FAIRFAX, Va.  (WUSA) - Parents of children who live in Virginia's Training Centers blasted the Justice Department for the decision to close four of the five centers. The plan would move the residents into group homes or their own homes with support services within ten years. The Northern Virginia Training Center in Fairfax is slated to close in three years.


"It's draconian to expect to move these people in that short amount of time," says Jane Anthony, a parent of resident at the NVTC, and the Co-President of the NVTC Parents and Associates. She calls the decision a "death sentence" for many residents.

"It all about ideology, not about what's right for these people," says Jane Anthony, whose son Jason, 36, has lived at NVTC since he was a toddler. He is taken to therapeutic horseback riding and enjoys volunteer groups and other activities at the Center. Anthony says it'll be impossible to have all the many services and activities at each of the group homes that are at NVTC.

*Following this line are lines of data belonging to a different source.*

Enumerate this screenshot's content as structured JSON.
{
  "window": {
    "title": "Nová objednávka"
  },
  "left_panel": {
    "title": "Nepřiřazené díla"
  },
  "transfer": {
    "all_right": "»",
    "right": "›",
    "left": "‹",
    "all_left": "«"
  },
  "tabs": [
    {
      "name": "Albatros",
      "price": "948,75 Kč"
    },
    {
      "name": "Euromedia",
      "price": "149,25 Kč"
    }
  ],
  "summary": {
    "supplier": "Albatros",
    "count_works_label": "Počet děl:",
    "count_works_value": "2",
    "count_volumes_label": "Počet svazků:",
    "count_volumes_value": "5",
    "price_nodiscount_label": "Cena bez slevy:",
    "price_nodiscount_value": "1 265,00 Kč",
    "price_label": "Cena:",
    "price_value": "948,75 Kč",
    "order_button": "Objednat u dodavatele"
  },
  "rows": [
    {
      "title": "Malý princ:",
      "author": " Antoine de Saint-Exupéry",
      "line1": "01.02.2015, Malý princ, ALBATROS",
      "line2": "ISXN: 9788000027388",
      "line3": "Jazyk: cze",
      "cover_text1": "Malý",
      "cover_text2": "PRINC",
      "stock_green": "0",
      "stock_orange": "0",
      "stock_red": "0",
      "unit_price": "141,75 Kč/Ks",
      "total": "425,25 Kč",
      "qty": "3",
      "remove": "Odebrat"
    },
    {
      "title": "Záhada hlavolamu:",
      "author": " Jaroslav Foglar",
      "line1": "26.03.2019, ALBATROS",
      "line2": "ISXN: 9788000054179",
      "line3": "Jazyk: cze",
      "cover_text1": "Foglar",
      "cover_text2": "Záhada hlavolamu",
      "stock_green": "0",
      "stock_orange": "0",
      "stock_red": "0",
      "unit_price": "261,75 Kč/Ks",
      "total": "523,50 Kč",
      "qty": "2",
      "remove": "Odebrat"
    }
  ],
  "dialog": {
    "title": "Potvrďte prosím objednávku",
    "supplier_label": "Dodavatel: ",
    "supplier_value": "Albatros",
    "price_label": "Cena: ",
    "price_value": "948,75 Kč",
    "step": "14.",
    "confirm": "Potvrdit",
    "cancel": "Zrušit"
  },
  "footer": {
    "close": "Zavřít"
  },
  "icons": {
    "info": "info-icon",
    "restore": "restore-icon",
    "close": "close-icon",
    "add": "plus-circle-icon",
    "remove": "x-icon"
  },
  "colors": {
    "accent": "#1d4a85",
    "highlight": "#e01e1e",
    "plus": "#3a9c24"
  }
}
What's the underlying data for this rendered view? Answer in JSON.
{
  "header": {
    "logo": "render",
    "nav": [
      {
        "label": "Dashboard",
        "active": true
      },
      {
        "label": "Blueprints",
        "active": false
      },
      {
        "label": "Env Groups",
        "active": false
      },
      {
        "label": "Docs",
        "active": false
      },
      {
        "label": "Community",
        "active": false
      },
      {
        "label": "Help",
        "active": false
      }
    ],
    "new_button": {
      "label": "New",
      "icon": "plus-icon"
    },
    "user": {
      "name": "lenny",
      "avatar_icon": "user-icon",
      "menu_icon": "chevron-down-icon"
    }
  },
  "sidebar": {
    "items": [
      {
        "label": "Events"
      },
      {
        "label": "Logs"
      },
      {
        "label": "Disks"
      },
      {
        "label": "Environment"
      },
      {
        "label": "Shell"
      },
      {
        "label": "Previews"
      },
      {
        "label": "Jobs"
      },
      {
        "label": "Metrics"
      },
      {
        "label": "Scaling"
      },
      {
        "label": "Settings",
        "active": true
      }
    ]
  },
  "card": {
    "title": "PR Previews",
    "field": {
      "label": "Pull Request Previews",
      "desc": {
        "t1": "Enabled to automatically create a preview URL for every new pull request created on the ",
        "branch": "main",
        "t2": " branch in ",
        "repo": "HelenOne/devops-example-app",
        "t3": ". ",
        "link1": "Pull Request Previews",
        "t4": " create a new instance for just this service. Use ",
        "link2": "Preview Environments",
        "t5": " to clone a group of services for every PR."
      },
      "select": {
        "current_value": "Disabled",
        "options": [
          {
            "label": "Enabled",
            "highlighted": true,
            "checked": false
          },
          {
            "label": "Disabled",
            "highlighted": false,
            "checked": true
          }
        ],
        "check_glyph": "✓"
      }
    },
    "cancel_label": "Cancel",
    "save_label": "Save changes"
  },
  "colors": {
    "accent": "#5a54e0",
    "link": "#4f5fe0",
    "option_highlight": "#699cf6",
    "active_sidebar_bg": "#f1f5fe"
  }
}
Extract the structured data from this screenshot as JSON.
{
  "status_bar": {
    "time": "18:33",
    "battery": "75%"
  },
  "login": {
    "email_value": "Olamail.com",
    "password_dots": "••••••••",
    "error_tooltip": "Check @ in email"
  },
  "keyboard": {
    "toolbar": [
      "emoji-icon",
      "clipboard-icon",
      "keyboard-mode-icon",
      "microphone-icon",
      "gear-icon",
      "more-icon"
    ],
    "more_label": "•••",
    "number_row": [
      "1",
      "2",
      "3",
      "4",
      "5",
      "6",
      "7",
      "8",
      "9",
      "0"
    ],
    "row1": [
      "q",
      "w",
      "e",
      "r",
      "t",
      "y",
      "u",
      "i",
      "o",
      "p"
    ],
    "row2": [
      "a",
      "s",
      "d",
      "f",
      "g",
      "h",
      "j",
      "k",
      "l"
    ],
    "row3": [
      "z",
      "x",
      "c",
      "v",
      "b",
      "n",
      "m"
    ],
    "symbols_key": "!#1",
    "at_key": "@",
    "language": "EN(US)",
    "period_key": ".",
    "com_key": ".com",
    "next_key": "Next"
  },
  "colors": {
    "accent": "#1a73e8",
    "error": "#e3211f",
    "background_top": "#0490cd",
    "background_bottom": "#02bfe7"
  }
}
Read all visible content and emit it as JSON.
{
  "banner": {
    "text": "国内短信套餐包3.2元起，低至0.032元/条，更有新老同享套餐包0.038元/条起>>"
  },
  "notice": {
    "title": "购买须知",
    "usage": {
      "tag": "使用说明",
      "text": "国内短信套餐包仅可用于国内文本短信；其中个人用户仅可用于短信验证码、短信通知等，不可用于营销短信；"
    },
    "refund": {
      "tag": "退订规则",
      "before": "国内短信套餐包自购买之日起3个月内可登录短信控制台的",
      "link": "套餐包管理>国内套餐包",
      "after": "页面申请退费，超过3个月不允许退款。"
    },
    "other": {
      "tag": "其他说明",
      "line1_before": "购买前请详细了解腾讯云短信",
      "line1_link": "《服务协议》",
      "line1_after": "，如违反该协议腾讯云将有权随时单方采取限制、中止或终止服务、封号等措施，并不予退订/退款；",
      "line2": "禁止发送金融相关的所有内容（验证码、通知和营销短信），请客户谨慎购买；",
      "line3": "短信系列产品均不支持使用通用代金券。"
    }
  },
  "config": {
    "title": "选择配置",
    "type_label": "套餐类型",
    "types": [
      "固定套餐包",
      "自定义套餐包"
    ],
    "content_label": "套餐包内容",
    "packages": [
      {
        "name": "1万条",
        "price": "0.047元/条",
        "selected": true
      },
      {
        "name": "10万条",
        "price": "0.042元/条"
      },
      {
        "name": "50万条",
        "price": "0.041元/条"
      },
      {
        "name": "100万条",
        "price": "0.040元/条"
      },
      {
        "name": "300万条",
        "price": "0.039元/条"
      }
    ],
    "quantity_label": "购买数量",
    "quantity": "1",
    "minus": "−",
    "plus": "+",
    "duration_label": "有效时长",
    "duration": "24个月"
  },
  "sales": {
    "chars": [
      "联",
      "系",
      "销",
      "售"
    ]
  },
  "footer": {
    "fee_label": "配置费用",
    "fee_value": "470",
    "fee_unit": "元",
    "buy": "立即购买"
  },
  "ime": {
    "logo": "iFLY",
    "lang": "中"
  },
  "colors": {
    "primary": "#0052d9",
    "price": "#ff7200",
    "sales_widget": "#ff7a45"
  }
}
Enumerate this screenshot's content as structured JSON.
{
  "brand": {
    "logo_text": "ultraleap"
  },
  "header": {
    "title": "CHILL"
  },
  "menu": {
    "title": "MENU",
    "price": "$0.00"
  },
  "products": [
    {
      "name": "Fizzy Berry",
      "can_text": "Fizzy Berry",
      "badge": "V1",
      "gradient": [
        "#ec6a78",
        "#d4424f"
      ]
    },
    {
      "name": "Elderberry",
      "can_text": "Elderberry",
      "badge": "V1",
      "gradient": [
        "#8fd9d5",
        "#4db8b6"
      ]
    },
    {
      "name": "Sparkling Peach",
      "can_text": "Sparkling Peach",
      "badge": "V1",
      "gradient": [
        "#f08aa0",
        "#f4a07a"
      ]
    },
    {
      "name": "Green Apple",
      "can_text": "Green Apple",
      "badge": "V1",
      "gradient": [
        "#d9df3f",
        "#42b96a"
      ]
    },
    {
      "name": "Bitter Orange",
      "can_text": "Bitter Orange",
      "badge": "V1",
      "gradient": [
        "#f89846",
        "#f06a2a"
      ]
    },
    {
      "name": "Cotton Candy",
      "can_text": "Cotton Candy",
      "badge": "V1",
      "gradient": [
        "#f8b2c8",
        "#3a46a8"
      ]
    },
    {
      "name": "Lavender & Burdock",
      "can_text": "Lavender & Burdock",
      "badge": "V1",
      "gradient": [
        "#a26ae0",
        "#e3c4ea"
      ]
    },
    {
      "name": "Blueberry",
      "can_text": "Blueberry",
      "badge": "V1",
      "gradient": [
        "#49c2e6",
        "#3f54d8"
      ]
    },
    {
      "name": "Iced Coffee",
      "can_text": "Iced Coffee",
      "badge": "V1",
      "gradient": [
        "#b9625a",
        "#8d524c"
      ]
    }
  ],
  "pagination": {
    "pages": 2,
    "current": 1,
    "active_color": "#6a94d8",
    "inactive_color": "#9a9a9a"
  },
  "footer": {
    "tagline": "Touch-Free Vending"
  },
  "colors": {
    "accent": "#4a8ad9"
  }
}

"You want to put him in a group home? You gonna put him in a play pen and put a TV in front of him and feed him? That's not a life like yours. That's a prison," says Anthony.

"A Life Like Yours" is the slogan for the ARC organizations which advocate for people with disabilities to receive the support services they need to live in their communities. The ARC has been pushing for the closure of Training Centers in Virginia, arguing that people should not be institutionalized. The U.S. Supreme Court agreed in 1999 and in 2011 the U.S. Justice Department found Virginia was violating the rights of people by keeping them in large institutions instead of moving them to community-based homes.

But Anthony disputes the term 'institution' and says NVTC is a campus and part of the community. "It's a Mecca for this community," she said referring the medical and dental services provided at the Center to people with disabilities who don't live at the Center and don't receive funding to cover them.

Anthony says he and the other approximate 150 residents at NVTC need 24/7 specialized care that you couldn't get in group homes. Ed Senft's son John can't walk or talk and uses a wheelchair.

"What happens if his wheelchair breaks in a group home? At NVTC there's a electrician who comes and fixes it right away. I don't think that would happen in a group home," said Senft.

The parents' legislative message warns that closing the Training Centers may lead to what happened in New York State. The New York Times found that 1,200 deaths of disabled people living in group homes over the past decade, were attributed to 'unknown' or 'unnatural' causes. Things like drowning in a bathtub or falling down the stairs.

"To ask a six month old, to give them their civil rights, is equivalent to asking Jason what car he wants to be hit by on Braddock Road," said Anthony.